Le gouvernement passe trop de temps à simplifier au risque de ne plus protéger

Catastrophes climatiques, mieux prévenir, mieux reconstruire -

Par / 29 octobre 2019

Monsieur le président, madame la ministre, mes chers collègues, je tiens d’abord à saluer le travail de la mission d’information, et en particulier celui de Michel Vaspart et de Nicole Bonnefoy, qui n’ont pas ménagé leurs efforts, durant des mois, et ont accordé une large place aux propositions des autres membres de cette mission, dans un esprit constructif.

Le dérèglement climatique compte parmi les plus grands défis que l’humanité a eu et aura à affronter, et il mérite à ce titre que nous mobilisions nos forces vives pour tenter d’en limiter les effets et nous préparer à ses conséquences. Au travers de l’élaboration du récent rapport d’information sur l’adaptation de la France aux changements climatiques, le Sénat a rempli de nouveau pleinement son rôle de chambre haute, capable de s’extraire des urgences du temps présent pour anticiper les bouleversements auxquels nos sociétés devront faire face à l’avenir.

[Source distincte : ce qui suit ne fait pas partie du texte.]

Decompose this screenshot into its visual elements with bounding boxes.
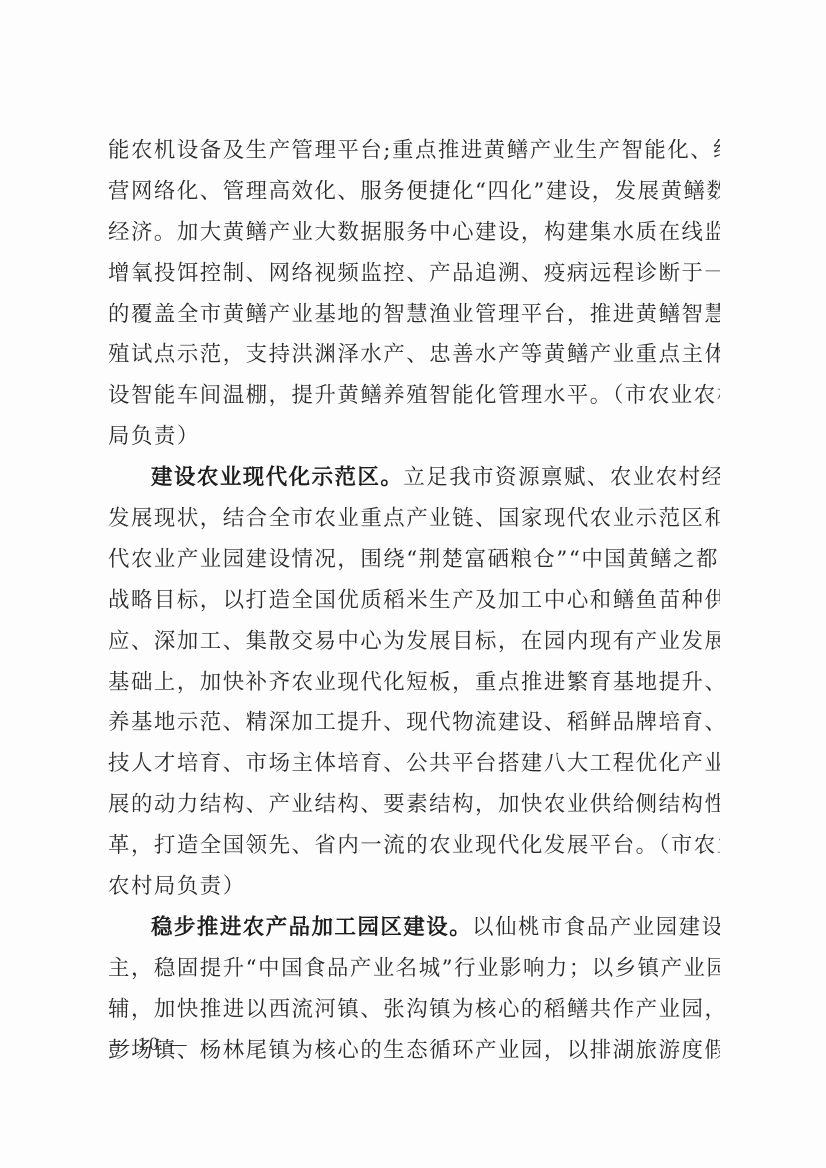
text-span: 以仙桃市食品产业园建设为 bbox=[472, 915, 720, 940]
document-page: 能农机设备及生产管理平台;重点推进黄鳝产业生产智能化、经 营网络化、管理高效化、… bbox=[0, 0, 826, 1168]
text-line: 基础上，加快补齐农业现代化短板，重点推进繁育基地提升、种 bbox=[108, 663, 720, 704]
text-line: 设智能车间温棚，提升黄鳝养殖智能化管理水平。（市农业农村 bbox=[108, 376, 720, 417]
text-line: 发展现状，结合全市农业重点产业链、国家现代农业示范区和现 bbox=[108, 499, 720, 540]
text-line: 养基地示范、精深加工提升、现代物流建设、稻鲜品牌培育、农 bbox=[108, 703, 720, 744]
paragraph-heading: 建设农业现代化示范区。 bbox=[151, 465, 403, 490]
text-line: 能农机设备及生产管理平台;重点推进黄鳝产业生产智能化、经 bbox=[108, 131, 720, 172]
text-line: 技人才培育、市场主体培育、公共平台搭建八大工程优化产业发 bbox=[108, 744, 720, 785]
text-line: 的覆盖全市黄鳝产业基地的智慧渔业管理平台，推进黄鳝智慧养 bbox=[108, 295, 720, 336]
text-span: 立足我市资源禀赋、农业农村经济 bbox=[403, 465, 720, 490]
text-line: 殖试点示范，支持洪渊泽水产、忠善水产等黄鳝产业重点主体建 bbox=[108, 335, 720, 376]
text-line: 农村局负责） bbox=[108, 867, 720, 908]
text-line: 代农业产业园建设情况，围绕“荆楚富硒粮仓”“中国黄鳝之都”的 bbox=[108, 540, 720, 581]
text-line: 经济。加大黄鳝产业大数据服务中心建设，构建集水质在线监测、 bbox=[108, 213, 720, 254]
paragraph-heading: 稳步推进农产品加工园区建设。 bbox=[151, 915, 472, 940]
text-line: 彭场镇、杨林尾镇为核心的生态循环产业园，以排湖旅游度假区、 bbox=[108, 1031, 720, 1072]
text-line: 营网络化、管理高效化、服务便捷化“四化”建设，发展黄鳝数字 bbox=[108, 172, 720, 213]
text-line: 革，打造全国领先、省内一流的农业现代化发展平台。（市农业 bbox=[108, 826, 720, 867]
text-line: 展的动力结构、产业结构、要素结构，加快农业供给侧结构性改 bbox=[108, 785, 720, 826]
text-line: 局负责） bbox=[108, 417, 720, 458]
text-line: 战略目标，以打造全国优质稻米生产及加工中心和鳝鱼苗种供 bbox=[108, 581, 720, 622]
text-line: 应、深加工、集散交易中心为发展目标，在园内现有产业发展的 bbox=[108, 622, 720, 663]
page-number: — 10 — bbox=[110, 1034, 189, 1056]
paragraph-first-line: 建设农业现代化示范区。立足我市资源禀赋、农业农村经济 bbox=[108, 458, 720, 499]
text-line: 辅，加快推进以西流河镇、张沟镇为核心的稻鳝共作产业园，以 bbox=[108, 990, 720, 1031]
paragraph-first-line: 稳步推进农产品加工园区建设。以仙桃市食品产业园建设为 bbox=[108, 908, 720, 949]
text-line: 主，稳固提升“中国食品产业名城”行业影响力；以乡镇产业园为 bbox=[108, 949, 720, 990]
document-body: 能农机设备及生产管理平台;重点推进黄鳝产业生产智能化、经 营网络化、管理高效化、… bbox=[108, 131, 720, 1071]
text-line: 增氧投饵控制、网络视频监控、产品追溯、疫病远程诊断于一体 bbox=[108, 254, 720, 295]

L’excellent rapport de la mission d’information s’inscrit dans cette démarche et apporte des solutions pour réformer notre système assurantiel, mis à mal par la multiplication des aléas climatiques, dont chacun constate la recrudescence et la violence accrue. On a désormais du mal à compter les maisons fissurées par le retrait-gonflement des argiles lié à la sécheresse, les villages dévastés par les inondations et les coulées de boue ou les exploitations agricoles ravagées par les orages violents. Les exemples se multiplient à un rythme qui devient difficilement soutenable pour la pérennité du régime d’indemnisation actuel, dont l’intervention à temps est pourtant indispensable si l’on veut éviter que nos concitoyens perdent les fruits d’une vie de travail. La multiplication des risques ne manquera pas de poser, à terme, la question du financement du régime d’indemnisation des catastrophes naturelles et des calamités agricoles, que le rapport commence à évoquer.

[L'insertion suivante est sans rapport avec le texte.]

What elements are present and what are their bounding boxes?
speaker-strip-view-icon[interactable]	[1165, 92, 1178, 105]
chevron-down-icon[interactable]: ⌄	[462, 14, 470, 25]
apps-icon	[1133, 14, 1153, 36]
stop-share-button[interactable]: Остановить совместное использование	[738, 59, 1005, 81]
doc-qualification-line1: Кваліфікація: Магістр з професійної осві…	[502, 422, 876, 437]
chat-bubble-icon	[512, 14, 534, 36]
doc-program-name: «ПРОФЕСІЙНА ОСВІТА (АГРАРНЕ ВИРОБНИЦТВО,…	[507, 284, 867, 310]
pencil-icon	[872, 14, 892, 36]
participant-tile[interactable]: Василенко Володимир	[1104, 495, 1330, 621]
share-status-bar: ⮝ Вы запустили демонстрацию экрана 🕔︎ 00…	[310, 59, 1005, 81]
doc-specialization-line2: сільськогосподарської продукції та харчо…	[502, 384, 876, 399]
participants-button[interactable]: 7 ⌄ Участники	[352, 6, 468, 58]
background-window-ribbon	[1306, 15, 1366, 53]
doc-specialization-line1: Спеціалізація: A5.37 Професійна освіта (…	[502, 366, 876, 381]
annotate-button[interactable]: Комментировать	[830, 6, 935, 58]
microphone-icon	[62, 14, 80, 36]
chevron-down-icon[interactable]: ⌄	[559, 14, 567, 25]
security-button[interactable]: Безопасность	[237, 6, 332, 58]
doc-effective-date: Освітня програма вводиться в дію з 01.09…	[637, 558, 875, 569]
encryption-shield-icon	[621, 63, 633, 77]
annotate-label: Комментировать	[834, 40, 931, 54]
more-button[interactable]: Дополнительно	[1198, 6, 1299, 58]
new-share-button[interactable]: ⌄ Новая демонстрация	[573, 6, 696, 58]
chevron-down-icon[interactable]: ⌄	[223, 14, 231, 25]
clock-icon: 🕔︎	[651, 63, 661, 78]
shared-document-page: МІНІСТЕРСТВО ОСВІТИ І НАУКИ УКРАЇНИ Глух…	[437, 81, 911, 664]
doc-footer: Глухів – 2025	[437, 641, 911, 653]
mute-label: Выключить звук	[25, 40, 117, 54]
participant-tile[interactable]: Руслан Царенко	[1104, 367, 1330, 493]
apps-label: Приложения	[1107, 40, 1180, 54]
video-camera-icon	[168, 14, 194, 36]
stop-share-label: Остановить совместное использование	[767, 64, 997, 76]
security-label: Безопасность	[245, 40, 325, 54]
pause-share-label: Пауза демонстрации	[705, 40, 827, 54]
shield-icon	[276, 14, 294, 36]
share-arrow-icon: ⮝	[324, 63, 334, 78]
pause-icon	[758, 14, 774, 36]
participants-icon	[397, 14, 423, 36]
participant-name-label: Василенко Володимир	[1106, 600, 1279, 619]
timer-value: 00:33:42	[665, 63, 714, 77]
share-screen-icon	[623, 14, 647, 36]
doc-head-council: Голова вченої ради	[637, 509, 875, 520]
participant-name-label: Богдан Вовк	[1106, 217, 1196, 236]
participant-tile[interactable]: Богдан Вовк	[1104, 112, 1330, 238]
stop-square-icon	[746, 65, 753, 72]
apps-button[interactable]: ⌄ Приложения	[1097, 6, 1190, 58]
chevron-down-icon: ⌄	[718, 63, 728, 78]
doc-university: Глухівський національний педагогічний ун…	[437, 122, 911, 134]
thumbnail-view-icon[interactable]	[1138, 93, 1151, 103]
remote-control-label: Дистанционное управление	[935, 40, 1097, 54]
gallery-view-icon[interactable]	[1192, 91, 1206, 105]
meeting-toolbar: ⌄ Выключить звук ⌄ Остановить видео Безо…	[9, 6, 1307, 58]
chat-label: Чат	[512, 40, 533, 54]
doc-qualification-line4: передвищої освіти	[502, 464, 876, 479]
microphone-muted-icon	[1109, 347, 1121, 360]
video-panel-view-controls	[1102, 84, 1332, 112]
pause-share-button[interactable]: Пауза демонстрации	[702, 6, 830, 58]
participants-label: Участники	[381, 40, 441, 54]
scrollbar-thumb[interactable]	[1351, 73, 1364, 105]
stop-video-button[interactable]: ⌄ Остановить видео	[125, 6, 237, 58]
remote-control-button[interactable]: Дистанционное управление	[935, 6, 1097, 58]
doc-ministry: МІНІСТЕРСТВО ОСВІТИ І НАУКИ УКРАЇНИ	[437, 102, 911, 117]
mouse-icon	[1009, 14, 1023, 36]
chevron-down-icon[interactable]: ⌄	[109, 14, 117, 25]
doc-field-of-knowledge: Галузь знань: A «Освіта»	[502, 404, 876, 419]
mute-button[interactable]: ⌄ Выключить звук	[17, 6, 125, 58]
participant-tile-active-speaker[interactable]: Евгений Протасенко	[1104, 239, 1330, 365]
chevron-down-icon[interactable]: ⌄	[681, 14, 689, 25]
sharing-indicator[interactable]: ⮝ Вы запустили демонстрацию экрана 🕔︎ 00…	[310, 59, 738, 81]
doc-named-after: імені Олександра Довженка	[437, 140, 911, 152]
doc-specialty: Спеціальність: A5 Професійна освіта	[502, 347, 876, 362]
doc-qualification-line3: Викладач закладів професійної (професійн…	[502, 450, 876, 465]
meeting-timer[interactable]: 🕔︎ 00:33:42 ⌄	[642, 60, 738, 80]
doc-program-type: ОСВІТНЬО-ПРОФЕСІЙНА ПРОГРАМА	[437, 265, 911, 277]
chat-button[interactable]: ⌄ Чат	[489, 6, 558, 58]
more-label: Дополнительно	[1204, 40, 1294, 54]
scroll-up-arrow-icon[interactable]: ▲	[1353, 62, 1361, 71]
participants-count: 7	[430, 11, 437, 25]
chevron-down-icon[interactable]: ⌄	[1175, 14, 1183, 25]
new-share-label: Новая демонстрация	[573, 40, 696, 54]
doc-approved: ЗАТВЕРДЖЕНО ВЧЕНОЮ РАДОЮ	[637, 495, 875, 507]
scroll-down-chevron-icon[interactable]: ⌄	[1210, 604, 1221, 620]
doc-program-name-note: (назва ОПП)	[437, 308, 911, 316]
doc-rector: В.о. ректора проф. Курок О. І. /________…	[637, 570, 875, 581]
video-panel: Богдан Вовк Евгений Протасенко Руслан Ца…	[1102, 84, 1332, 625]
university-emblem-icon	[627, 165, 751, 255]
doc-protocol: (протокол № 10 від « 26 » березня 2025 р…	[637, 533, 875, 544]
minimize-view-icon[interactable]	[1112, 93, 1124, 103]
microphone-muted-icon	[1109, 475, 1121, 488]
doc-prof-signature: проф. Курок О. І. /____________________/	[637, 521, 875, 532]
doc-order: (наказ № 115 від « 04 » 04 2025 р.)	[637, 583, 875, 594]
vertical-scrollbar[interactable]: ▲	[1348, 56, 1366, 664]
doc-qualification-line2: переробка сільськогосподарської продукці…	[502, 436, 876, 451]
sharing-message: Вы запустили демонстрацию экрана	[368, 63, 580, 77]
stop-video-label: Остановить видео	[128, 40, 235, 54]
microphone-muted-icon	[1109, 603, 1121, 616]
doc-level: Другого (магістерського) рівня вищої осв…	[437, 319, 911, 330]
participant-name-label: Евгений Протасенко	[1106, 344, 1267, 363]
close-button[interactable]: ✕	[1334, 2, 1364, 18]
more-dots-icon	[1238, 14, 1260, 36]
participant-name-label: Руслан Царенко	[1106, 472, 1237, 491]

Ce rapport comporte plusieurs propositions pour développer le fonds Barnier, que le Gouvernement serait avisé de reprendre à son compte plutôt que de siphonner les ressources de ce fonds, projet de loi de finances après projet de loi de finances...
Le rapport préconise également de renforcer le régime d’indemnisation des calamités agricoles en améliorant les garanties pour les agriculteurs et en abaissant les seuils de déclenchement de l’indemnisation. Madame la ministre, nous vous interpellons sur l’indispensable proposition n° 25 du rapport : ouvrir l’indemnisation dès que l’un des deux critères, perte de rendement ou perte de produit brut, est rempli.

Aujourd’hui, la totalité des productions, et non pas uniquement celles affectées par la catastrophe naturelle, étant intégrées dans le calcul, certaines exploitations se voient exclues du bénéfice du régime alors qu’elles ont subi une perte de rendement très importante pour certaines cultures seulement. Il en résulte un paradoxe : ce sont les exploitations présentant une meilleure résilience face aux aléas tant climatiques que de marché, à savoir celles de polyculture, qui sont les plus pénalisées par le système. C’est aberrant ! Il faut absolument que le Gouvernement agisse pour corriger cela.

J’évoquerai également le risque de sécheresse, qui s’amplifie, et la gestion de la ressource en eau, sujet qui ne fera que gagner en importance et en gravité dans les années à venir. Épisode de sécheresse après épisode de sécheresse, on constate, à l’écoute des propos du ministre de l’agriculture, que le Gouvernement n’a aucune réponse réfléchie et pérenne à apporter à cette problématique, que ce soit sur le court terme ou sur le moyen terme. Il faut engager une vaste réflexion sur la gestion de la ressource en eau, mais aussi accompagner et soutenir des pratiques moins gourmandes en eau et plus respectueuses de la biodiversité.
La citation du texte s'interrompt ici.